La guerre de 14-18 a décimé la France. Ses tranchées ont ravagé le ventre de la Somme. Ses batailles ont défiguré les soldats et constitué de tristes escadrons de gueules cassées. Oui, les Français ont souffert au plus profond de cet affrontement contre l’ennemi allemand. Mais pour certains Français, la Première Guerre mondiale était bien lointaine. Ce fut le cas des Martiniquais enrôlés dans le bataillon créole. Ces Antillais qui n’avaient jamais eu froid ont connu Verdun et les trous d’obus sous la neige. La Martinique est un petit bout de France qui n’a pas souffert dans sa terre, mais qui fut meurtri dans sa chair, de la Marne aux Dardanelles. « Et l’on avait surtout payé l’impôt du sang ! » (p. 289) Pour les familles restées sur l’île, l’incompréhension règne devant ce qui se passe « Là-bas », sur cette terre qu’ils n’appellent pas la France puisque la France, c’est aussi leur île.
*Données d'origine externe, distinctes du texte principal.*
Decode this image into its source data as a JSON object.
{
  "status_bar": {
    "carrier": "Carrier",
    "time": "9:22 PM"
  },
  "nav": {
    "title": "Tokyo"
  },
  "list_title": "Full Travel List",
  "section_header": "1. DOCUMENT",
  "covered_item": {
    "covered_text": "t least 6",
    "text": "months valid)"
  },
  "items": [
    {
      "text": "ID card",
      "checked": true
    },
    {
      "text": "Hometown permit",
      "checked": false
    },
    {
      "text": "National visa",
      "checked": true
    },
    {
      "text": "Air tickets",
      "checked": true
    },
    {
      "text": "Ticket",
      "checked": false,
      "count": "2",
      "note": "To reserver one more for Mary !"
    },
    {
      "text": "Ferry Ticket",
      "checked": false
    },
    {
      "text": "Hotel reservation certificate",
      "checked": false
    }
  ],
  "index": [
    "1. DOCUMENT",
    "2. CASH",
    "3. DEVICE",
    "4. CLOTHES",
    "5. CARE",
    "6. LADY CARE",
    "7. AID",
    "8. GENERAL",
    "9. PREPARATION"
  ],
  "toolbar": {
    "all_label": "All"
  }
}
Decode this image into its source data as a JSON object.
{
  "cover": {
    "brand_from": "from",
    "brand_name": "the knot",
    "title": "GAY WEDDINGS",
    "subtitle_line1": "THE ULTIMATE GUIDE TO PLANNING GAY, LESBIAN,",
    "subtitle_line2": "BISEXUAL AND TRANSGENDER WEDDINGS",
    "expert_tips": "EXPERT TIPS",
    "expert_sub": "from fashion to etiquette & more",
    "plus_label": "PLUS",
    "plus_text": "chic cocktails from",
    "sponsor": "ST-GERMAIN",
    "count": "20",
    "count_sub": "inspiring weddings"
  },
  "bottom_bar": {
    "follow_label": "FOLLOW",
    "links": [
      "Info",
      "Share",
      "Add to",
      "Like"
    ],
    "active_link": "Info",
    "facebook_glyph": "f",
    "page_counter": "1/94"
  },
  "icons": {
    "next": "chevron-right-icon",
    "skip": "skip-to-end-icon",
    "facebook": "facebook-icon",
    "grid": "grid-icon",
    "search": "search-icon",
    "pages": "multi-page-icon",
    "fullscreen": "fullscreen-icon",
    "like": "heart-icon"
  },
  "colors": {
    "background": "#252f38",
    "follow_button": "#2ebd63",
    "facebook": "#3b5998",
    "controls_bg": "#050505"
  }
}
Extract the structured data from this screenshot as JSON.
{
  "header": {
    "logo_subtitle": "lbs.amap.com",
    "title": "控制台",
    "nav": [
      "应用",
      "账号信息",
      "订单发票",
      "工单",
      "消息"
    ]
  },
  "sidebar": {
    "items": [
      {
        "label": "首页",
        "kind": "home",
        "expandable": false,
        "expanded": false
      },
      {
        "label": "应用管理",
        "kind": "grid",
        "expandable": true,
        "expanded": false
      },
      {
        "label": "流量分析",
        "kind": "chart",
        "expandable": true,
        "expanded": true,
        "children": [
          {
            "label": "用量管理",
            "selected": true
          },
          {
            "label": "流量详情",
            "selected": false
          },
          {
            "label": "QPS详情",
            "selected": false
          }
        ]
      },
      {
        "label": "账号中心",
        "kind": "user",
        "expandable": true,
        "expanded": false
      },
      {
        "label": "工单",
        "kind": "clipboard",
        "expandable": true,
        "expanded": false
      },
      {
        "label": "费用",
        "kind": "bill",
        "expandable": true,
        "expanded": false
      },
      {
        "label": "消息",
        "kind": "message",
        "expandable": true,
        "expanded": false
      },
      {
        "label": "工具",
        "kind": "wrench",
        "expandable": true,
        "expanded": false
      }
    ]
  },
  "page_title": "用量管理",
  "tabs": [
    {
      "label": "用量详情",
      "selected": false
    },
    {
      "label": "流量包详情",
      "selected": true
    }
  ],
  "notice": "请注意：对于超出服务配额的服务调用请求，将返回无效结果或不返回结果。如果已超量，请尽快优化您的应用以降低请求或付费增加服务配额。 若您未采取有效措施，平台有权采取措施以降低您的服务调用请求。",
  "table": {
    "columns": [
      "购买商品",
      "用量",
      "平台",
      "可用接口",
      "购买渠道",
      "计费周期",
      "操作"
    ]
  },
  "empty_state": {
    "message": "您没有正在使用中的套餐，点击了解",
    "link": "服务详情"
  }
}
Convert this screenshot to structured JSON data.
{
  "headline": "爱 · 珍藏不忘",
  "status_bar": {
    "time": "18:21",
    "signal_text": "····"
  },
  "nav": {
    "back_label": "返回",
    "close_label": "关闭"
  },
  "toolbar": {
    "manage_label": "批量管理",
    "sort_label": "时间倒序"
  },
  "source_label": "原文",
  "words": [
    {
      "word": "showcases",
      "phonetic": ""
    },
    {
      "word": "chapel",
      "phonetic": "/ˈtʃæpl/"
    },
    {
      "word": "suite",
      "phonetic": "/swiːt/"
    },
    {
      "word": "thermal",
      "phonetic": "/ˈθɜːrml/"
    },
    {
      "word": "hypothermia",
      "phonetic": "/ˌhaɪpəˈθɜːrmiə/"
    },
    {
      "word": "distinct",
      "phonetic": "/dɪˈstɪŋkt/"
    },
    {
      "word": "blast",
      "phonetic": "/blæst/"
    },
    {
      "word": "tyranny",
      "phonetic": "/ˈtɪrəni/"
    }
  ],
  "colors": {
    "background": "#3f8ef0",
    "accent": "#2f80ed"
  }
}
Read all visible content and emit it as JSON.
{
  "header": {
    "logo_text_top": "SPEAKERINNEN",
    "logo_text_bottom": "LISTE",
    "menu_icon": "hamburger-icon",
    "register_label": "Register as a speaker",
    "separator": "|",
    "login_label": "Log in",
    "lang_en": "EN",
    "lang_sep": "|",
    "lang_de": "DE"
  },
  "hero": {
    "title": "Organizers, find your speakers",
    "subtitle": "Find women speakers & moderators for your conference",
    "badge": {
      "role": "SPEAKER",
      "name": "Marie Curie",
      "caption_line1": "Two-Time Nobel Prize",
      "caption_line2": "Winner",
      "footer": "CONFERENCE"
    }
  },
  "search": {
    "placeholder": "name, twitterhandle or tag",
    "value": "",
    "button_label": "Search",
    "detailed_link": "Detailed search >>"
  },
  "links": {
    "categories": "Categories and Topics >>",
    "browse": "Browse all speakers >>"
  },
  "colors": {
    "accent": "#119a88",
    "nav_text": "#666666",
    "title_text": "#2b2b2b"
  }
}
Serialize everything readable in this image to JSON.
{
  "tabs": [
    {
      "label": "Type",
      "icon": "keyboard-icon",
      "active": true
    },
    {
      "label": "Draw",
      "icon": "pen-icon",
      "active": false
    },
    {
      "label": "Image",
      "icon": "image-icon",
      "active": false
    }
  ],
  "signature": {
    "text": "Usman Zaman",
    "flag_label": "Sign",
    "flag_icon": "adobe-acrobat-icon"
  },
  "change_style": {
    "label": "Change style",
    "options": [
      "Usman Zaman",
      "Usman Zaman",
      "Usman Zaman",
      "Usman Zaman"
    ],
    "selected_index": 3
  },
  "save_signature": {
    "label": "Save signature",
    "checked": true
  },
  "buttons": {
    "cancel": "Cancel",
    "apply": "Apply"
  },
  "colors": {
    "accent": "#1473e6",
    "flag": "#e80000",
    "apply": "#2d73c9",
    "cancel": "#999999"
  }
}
Après la guerre, la statue du Soldat inconnu nègre sera un piètre réconfort pour les mères, les épouses et les sœurs qui n’ont jamais pu inhumer leurs défunts, à jamais perdus dans le grand labour de la guerre. « Je trouve stupide l’attitude de tous ces Grands-Ansois […], qui campent au pied de la statue du Soldat inconnu nègre dans l’espoir que ce dernier leur révélera ce qu’il est advenu de l’être cher qu’ils ont perdu sur le champ de bataille. » (p. 106)
Le créole, comme le québécois, sont deux langues qui me fascinent : issues du français, mais nourries de régionalismes et d’une pensée différente de celle de la métropole, elles proposent des termes et des expressions que l’on comprend sans les connaître pour un peu qu’on se donne la peine de mettre ses pas dans les mots de nos cousins éloignés. Comment ne pas comprendre que les poilus créoles voulaient prendre la discampette quand résonnaient les canonnades de la grosse Bertha ? Pourquoi les Antillais ont-ils répondu à la conscription ? « Il a pu constater que nous étions nous animés d’un sentiment commun : nous comporter en braves et rehausser l’honneur de la Martinique. » (p. 170) Fallait-il qu’ils se sentent indéfectiblement Français pour se présenter sous les drapeaux et accepter d’essuyer le feu ennemi ! « Si les Blancs nous considéraient vraiment comme des zéros devant un chiffre, pourquoi feraient-ils appel à nous pour défendre la patrie ? » (p. 18) Autant je connaissais l’histoire des tirailleurs sénégalais, autant celle du bataillon créole m’était inconnue. J’ai aimé cette histoire qui mêle deux types de récits : d’une part, ceux des iliens, principalement des femmes, qui pleurent leurs disparus ; d’autre part, ceux des soldats au front ou rapatriés. Le roman se découpe en cinq cercles qui m’ont rappelé ceux de La divine comédie de Dante, si ce n’est que, dans le texte de Raphaël Confiant, il n’y a que l’enfer, sans rédemption ni paradis. En revanche, il y a le souvenir et il n’est pas prêt de pâlir grâce à cet hommage émouvant adressé au bataillon créole dont l’hymne résonne encore.
Lecture dans le cadre du Prix Océans 2014.